Here it is an example of the output for the SELECT above::

  array([(...),
         (...)], 
        dtype=[('a', '|S11'), ('b', '<i4'), ('c', ('<M8[us]', {}))])

Note that, due to efficiency considerations, this method is calling the
`fetchdictarray()` behind the scenes, and then doing a conversion to
get an structured array.  So, in general, this is a bit slower than
its `fetchdictarray()` counterpart.


Data types supported
====================

The new methods listed above have support for a subset of the standard
ODBC.  In particular:

* String support (SQL_VARCHAR) is supported.

* Numerical types, be them integers or floats (single and double
  precision) are fully supported.  Here it is the complete list:
  SQL_INTEGER, SQL_TINYINT, SQL_SMALLINT, SQL_FLOAT and SQL_DOUBLE.

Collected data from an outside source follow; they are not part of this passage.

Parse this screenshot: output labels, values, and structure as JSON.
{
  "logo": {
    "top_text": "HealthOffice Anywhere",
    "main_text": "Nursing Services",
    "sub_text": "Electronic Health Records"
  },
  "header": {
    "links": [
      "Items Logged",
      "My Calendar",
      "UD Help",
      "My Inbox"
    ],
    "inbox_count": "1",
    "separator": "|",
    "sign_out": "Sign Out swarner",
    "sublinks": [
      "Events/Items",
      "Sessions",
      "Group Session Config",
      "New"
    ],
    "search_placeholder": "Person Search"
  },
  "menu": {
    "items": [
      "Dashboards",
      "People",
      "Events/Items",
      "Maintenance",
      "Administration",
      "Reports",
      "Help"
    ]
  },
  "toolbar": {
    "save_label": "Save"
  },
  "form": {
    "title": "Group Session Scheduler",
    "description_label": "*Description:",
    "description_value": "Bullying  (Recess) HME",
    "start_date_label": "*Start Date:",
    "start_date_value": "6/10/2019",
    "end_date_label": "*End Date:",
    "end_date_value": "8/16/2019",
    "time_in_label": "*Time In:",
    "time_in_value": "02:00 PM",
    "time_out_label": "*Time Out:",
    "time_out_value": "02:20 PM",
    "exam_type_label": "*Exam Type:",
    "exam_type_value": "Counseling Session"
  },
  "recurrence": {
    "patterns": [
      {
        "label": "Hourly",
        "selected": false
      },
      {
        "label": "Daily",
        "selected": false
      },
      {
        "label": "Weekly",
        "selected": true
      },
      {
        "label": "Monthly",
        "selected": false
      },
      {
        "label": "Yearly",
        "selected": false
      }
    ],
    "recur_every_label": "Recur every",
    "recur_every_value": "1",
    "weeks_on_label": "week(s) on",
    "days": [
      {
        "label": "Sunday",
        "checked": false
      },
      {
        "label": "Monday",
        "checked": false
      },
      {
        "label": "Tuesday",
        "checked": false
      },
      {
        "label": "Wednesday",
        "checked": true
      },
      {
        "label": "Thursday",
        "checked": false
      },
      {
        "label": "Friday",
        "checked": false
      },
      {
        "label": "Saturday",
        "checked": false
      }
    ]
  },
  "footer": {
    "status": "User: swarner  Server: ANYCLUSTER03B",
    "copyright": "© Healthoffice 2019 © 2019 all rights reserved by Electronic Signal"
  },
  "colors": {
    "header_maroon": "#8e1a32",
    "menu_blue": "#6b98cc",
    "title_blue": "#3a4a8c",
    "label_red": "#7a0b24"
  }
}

* Dates, times, and timestamps are mapped to the `datetime64` and
  `timedelta` NumPy types.  The list of supported data types are:
  SQL_DATE, SQL_TIME and SQL_TIMESTAMP,

* Binary data is not supported yet.

* Unicode strings are not supported yet.


NULL values
===========

As there is not (yet) a definitive support for missing values (NA) in
NumPy, this module represents NA data as particular values depending
on the data type.  Here it is the current table of the particular
values::

  int8: -128 (-2**7)
  uint8: 255 (2**8-1)
  int16: -32768 (-2**15)
  uint16: 65535 (2**16-1)
  int32: -2147483648 (-2**31)
  uint32: 4294967295 (2**32-1)
  int64: -9223372036854775808 (-2**63)
  uint64: 18446744073709551615 (2**64-1)
  float32: NaN
  float64: NaN
  datetime64: NaT
  timedelta64: NaT (or -2**63)
  string: 'NA'


Improvements for 1.1 release
============================

* The rowcount is not trusted anymore for the `fetchdict()` and
  `fetchsarray()` methods.  Now the NumPy containers are built
  incrementally, using realloc for a better use of resources.

* The Python interpreter does not exit anymore when fetching an exotic
  datatype not supported by NumPy.

* The docsctrings for `fetchdict()` and `fetchsarray()` have been improved.